University of Bath scientists will lead a £1.83m project alongside Brazilian colleagues to develop new, more cost-effective ways to produce fuels and chemicals from plant matter.

Miscanthus is a biofuel crop. Credit zawafoto, iStoc

The Bath team, led by Professor David Leak, involves researchers from the Department of Biology and Biochemistry, Department of Chemical Engineering, the Centre for Sustainable Chemical Technologies and the Water Innovation & Research Centre. They will work with UK colleagues from the Institute of Biological, Environmental and Rural Sciences at Aberystwyth University and Imperial College London and a team from Unicamp in São Paulo Brazil.

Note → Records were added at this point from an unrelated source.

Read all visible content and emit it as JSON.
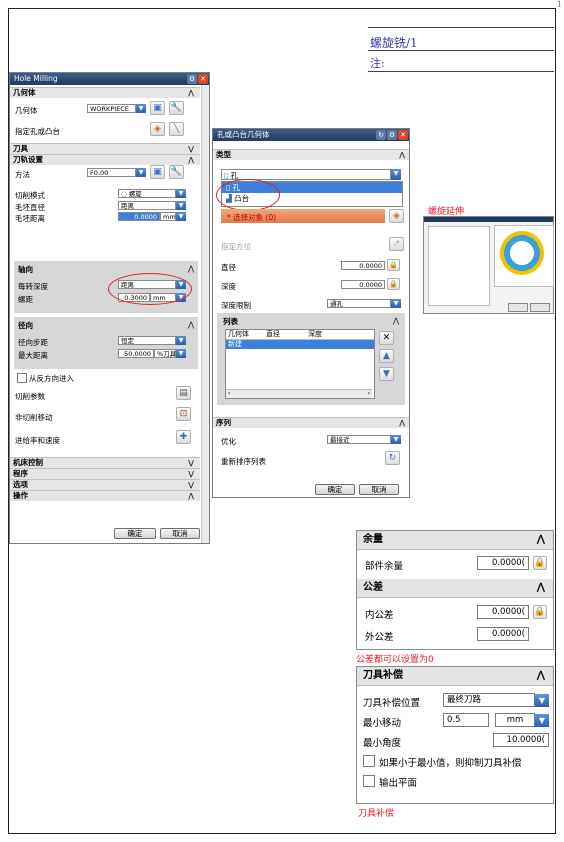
{
  "page": {
    "number": "1"
  },
  "doc": {
    "title": "螺旋铣/1",
    "note": "注:"
  },
  "captions": {
    "spiral_extend": "螺旋延伸",
    "tolerance_note": "公差都可以设置为0",
    "tool_comp": "刀具补偿"
  },
  "hole_milling": {
    "title": "Hole Milling",
    "geometry_section": "几何体",
    "geometry_label": "几何体",
    "geometry_value": "WORKPIECE_",
    "specify_holes_label": "指定孔或凸台",
    "tool_section": "刀具",
    "path_settings_section": "刀轨设置",
    "method_label": "方法",
    "method_value": "F0.00",
    "cut_mode_label": "切削模式",
    "cut_mode_value": "螺旋",
    "blank_diameter_label": "毛坯直径",
    "blank_diameter_value": "距离",
    "blank_distance_label": "毛坯距离",
    "blank_distance_value": "0.0000",
    "blank_distance_unit": "mm",
    "axial_section": "轴向",
    "depth_per_rev_label": "每转深度",
    "depth_per_rev_value": "距离",
    "pitch_label": "螺距",
    "pitch_value": "0.3000",
    "pitch_unit": "mm",
    "radial_section": "径向",
    "radial_step_label": "径向步距",
    "radial_step_value": "恒定",
    "max_distance_label": "最大距离",
    "max_distance_value": "50.0000",
    "max_distance_unit": "%刀具",
    "reverse_entry_label": "从反方向进入",
    "cut_params_label": "切削参数",
    "non_cut_moves_label": "非切削移动",
    "feeds_speeds_label": "进给率和速度",
    "machine_control_section": "机床控制",
    "program_section": "程序",
    "options_section": "选项",
    "actions_section": "操作",
    "ok_label": "确定",
    "cancel_label": "取消"
  },
  "hole_boss": {
    "title": "孔或凸台几何体",
    "type_section": "类型",
    "type_value": "孔",
    "type_option_hole": "孔",
    "type_option_boss": "凸台",
    "select_objects_label": "* 选择对象 (0)",
    "specify_orientation_label": "指定方位",
    "diameter_label": "直径",
    "diameter_value": "0.0000",
    "depth_label": "深度",
    "depth_value": "0.0000",
    "depth_limit_label": "深度限制",
    "depth_limit_value": "通孔",
    "list_section": "列表",
    "list_columns": [
      "几何体",
      "直径",
      "深度"
    ],
    "list_new_row": "新建",
    "sequence_section": "序列",
    "optimize_label": "优化",
    "optimize_value": "最接近",
    "reorder_label": "重新排序列表",
    "ok_label": "确定",
    "cancel_label": "取消"
  },
  "stock_panel": {
    "stock_section": "余量",
    "part_stock_label": "部件余量",
    "part_stock_value": "0.0000(",
    "tolerance_section": "公差",
    "intol_label": "内公差",
    "intol_value": "0.0000(",
    "outtol_label": "外公差",
    "outtol_value": "0.0000("
  },
  "tool_comp_panel": {
    "section": "刀具补偿",
    "position_label": "刀具补偿位置",
    "position_value": "最终刀路",
    "min_move_label": "最小移动",
    "min_move_value": "0.5",
    "min_move_unit": "mm",
    "min_angle_label": "最小角度",
    "min_angle_value": "10.0000(",
    "suppress_label": "如果小于最小值，则抑制刀具补偿",
    "output_plane_label": "输出平面"
  },
  "colors": {
    "titlebar": "#203a62",
    "annotation_red": "#e2222a",
    "doc_blue": "#3a3aa8",
    "dropdown_blue": "#2a5fb0",
    "selection_blue": "#3d7fd9"
  }
}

Funding for the four-year project has been awarded by the Biotechnology and Biological Sciences Research Council (BBSRC) and the São Paulo Research Foundation (FAPESP).

Prof Leak said: “The recent fall in the price of oil has hit the biofuel industry hard, particularly those companies developing processes that utilise woody feedstocks. While the production of fuels and chemicals from these feedstocks should be more beneficial for the environment and avoids the ‘food versus fuel’ problem associated with starch-based feedstocks, it is uneconomic using current technology.

“In this project we will explore new techniques to degrade complex carbohydrates more efficiently, using less energy and fewer resources. It requires close integration between biologists and engineers and complimentary expertise in working with different microbial systems. Between the UK and Brazil we have assembled an excellent team that meets these requirements and is well placed to address the scientific challenges involved. We are keen to get started and excited about the possibilities that this partnership brings.”

Steve Visscher, BBSRC deputy chief executive – international, said: “This joint call, led by FAPESP, demonstrates the strength of the BBSRC-FAPESP relationship and builds upon long-standing collaborations between UK and Brazilian scientists. This investment demonstrates BBSRC’s continued commitment to Bioenergy as one of our strategic priorities, and the benefits of working with global partners to address its challenges.”